The first experimental evidence for the existence of membrane microdomains enriched in GPI-anchored proteins was the isolation, as buoyant complexes, of detergent-insoluble membrane fractions enriched in GPI- anchored proteins, GSL, and cholesterol from MDCK cells (Brown and Rose, 1992
). The GPI-anchored protein PLAP was found to become detergent insoluble in the Golgi, a property that persisted even after the protein reached the apical membrane (Brown and Rose, 1992
). Additional components of detergent-insoluble membrane microdomains were later shown to include signal-transducing lipid-modified proteins such as nonreceptor tyrosine kinases and the caveolar marker caveolin (Stefanova et al., 1991
; Sargiacomo et al., 1993
;Arreaza et al., 1994
; Melkonian et al., 1995
). Recently, a number of studies have helped clarify the relationship between membrane microdomains enriched in GPI-anchored proteins, detergent-insoluble complexes, and caveolae, 70–100-nm invaginations of the plasma membrane that are decorated with the protein caveolin (Fra et al., 1994
; Schroeder et al., 1994
; Gorodinsky and Harris, 1995
; Mayor and Maxfield, 1995
; Schnitzer et al., 1995
; Smart et al., 1995
; Hannan and Edidin, 1996
; Ahmed et al., 1997
). These studies indicate that proteins and lipids that share the common property of detergent insolubility are not necessarily associated in intact cell membranes, but leave open the question of the size and nature of the microdomains before detergent extraction (Kurzchalia et al., 1995
; Edidin, 1997
; Harder and Simons, 1997
; Weimbs et al., 1997
). There is clearly a need for a more precise definition of what constitutes a functional membrane microdomain in intact cell membranes.

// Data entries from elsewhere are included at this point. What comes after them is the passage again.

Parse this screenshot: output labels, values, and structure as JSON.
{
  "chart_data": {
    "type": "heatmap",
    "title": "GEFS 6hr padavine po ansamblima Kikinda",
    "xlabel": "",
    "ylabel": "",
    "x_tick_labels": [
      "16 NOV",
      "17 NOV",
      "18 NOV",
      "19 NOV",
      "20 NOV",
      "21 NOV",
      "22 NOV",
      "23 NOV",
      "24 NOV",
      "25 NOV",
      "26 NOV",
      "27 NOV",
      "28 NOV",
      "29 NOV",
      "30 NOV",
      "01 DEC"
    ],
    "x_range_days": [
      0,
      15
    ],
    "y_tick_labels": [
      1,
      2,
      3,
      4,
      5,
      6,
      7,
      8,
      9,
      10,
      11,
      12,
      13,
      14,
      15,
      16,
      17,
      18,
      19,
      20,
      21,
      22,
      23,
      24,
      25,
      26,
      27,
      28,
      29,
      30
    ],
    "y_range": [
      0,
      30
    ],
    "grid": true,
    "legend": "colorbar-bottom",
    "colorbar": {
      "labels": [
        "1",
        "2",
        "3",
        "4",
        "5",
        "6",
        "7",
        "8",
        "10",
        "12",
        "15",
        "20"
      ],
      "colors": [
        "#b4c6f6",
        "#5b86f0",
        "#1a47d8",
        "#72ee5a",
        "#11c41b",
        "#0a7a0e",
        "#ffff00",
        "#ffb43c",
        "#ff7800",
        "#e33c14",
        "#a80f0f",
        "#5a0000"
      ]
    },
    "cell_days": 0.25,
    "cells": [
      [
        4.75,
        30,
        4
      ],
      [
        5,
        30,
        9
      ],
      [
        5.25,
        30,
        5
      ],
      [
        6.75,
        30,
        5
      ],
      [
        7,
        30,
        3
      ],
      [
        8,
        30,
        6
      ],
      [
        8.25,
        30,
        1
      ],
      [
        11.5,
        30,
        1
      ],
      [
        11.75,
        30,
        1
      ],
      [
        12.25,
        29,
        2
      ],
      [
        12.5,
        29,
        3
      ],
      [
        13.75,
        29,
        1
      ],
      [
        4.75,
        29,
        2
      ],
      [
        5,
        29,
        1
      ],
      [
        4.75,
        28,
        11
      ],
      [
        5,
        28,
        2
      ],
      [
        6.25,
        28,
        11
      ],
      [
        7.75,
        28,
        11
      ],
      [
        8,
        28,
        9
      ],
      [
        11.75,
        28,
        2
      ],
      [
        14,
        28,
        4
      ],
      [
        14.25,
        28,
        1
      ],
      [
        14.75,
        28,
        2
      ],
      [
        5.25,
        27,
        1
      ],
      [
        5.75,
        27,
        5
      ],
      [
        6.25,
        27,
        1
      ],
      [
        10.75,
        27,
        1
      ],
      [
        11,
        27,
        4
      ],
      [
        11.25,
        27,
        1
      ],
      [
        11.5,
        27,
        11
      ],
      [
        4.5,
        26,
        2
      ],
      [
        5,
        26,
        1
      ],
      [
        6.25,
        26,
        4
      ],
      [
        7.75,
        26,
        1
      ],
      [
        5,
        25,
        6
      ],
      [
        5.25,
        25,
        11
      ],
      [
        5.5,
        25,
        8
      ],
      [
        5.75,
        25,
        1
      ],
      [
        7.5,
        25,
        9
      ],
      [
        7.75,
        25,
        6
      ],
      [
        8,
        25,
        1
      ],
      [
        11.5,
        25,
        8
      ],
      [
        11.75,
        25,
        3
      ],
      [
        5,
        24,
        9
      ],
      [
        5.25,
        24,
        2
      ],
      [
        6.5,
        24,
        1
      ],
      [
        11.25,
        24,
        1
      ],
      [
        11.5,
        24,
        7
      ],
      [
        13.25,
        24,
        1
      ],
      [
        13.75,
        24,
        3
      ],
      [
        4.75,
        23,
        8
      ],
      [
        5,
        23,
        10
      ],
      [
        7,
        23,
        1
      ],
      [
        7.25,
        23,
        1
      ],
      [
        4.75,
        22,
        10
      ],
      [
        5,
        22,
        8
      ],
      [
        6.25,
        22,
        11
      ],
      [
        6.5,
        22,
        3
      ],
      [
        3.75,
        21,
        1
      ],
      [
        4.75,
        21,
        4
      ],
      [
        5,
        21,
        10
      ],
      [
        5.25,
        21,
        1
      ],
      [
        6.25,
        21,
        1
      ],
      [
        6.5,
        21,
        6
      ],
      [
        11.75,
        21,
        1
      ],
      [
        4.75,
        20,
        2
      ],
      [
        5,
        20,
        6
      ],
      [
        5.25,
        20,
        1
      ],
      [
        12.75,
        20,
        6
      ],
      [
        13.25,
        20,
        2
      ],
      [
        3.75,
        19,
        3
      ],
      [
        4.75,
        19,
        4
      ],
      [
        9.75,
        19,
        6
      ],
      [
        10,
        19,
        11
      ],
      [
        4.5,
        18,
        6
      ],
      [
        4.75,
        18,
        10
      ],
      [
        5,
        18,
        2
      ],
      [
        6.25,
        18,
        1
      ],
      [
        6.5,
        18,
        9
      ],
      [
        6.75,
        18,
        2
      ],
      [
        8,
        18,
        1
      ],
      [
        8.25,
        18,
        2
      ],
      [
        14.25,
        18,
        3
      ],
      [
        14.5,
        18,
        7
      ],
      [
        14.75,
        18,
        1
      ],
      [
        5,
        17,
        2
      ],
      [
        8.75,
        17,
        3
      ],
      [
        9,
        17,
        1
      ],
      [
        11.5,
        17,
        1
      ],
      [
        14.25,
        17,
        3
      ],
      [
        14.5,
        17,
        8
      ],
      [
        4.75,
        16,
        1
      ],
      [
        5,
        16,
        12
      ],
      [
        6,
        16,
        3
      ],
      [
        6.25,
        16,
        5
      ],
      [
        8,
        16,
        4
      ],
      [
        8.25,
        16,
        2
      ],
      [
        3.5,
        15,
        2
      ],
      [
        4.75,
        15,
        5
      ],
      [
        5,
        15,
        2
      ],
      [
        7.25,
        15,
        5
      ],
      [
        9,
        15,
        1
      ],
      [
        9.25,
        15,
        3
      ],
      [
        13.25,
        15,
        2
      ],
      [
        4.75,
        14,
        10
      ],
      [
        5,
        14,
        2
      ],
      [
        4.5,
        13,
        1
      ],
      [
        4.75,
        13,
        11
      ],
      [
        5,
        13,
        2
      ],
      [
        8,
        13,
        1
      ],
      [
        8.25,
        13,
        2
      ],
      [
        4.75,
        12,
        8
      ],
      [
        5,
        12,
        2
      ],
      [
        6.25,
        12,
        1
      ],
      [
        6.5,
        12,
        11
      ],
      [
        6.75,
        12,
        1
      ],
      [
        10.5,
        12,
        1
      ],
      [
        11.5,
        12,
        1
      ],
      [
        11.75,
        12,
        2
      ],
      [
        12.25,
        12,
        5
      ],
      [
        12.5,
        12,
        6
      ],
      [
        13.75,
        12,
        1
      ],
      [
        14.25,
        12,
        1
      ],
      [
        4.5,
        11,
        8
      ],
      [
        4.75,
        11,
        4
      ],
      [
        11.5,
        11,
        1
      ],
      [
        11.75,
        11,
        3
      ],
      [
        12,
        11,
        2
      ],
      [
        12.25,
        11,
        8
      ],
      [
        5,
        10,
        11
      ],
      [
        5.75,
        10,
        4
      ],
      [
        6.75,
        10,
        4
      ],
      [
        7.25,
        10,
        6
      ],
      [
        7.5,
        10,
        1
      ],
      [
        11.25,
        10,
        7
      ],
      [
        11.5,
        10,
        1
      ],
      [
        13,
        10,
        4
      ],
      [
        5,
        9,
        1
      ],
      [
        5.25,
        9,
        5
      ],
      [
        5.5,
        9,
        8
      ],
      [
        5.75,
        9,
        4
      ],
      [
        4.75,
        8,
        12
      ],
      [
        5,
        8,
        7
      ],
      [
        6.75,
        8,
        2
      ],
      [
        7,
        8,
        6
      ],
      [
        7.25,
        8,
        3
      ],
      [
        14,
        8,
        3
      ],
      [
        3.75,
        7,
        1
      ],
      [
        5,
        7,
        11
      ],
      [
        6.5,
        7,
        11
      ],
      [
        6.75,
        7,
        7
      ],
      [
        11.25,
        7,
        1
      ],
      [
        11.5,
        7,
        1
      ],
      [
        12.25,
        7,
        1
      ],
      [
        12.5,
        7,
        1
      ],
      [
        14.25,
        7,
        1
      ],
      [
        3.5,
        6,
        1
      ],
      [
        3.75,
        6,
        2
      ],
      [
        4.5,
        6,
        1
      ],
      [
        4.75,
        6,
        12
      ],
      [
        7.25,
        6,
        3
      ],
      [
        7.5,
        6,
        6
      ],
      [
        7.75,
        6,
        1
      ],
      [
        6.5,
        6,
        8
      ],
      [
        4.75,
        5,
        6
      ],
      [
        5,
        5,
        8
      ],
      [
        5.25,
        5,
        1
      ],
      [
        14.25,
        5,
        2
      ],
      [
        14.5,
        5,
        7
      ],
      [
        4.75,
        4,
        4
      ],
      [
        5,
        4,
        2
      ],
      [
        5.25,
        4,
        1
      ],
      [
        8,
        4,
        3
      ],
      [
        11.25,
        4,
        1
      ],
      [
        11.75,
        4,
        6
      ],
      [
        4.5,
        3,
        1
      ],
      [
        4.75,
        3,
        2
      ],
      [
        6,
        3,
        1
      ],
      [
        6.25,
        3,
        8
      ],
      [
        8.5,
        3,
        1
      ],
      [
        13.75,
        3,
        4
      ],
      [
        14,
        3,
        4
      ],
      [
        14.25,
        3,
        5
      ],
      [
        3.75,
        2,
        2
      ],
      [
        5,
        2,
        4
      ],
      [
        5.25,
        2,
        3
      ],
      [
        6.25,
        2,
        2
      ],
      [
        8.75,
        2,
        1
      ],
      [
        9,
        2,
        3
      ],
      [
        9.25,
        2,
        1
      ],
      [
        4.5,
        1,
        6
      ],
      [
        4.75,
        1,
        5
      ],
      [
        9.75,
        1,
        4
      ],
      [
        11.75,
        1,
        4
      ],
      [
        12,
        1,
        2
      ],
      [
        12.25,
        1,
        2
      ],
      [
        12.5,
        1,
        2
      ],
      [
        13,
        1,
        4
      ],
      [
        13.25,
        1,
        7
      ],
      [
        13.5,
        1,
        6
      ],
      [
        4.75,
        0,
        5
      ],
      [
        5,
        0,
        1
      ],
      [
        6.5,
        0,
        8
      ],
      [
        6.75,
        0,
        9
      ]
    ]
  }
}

Our findings, obtained using a high-resolution imaging technique, begin to place distinct limits on the structure of microdomains enriched in GPI-anchored proteins in intact cell membranes. We report here that the GPI-anchored protein 5′ NT, which is known to associate with detergent-insoluble complexes (Mescher et al., 1981
; Schnitzer et al., 1995
; Strohmeier et al., 1997
), is also resistant to Triton X-100 extraction in MDCK cells. Yet it appears that most 5′ NT are randomly distributed and are not clustered over the <100-Å length scale of the FRET measurements. This places limits on the ways in which GPI-anchored proteins can associate with lipid rafts. For example, our data argue against a model where 5′ NT is predominantly associated with a finite number of rafts, since we would have expected to measure relatively high energy transfer because of clustering of the protein in rafts, even at low surface densities of 5′ NT expression (Fig. ). The limitations of our current measurements prevent us from ruling out the possibility that FRET between 5′ NT arises from a mixture of a large fraction of randomly distributed and a small fraction of clustered (raft-associated) molecules. However, it is interesting to consider the consequence of a purely randomly distribution of 5′ NT for the structure of lipid rafts. If this were the case, then these membrane microdomains must either be vanishingly small (in agreement with a current model [Harder and Simons, 1997
]), or alternately must comprise the entire apical membrane. Our results also have implications for the membrane organization of GPI-anchored proteins during membrane trafficking and sorting, since the biochemical properties of the membrane microdomains involved in sorting and the steady-state organization of GPI-anchored proteins are assumed to be similar. This could be further tested by directly examining the membrane organization of GPI- anchored proteins and other apically destined proteins and lipids in the Golgi. Further work will be also be required to determine whether functional associations of other lipid-modified proteins and GSL can be visualized in cell membranes, and whether these associations are mediated by lipid–lipid or protein–lipid interactions. Imaging FRET will be a powerful tool to further investigate these questions in intact cells.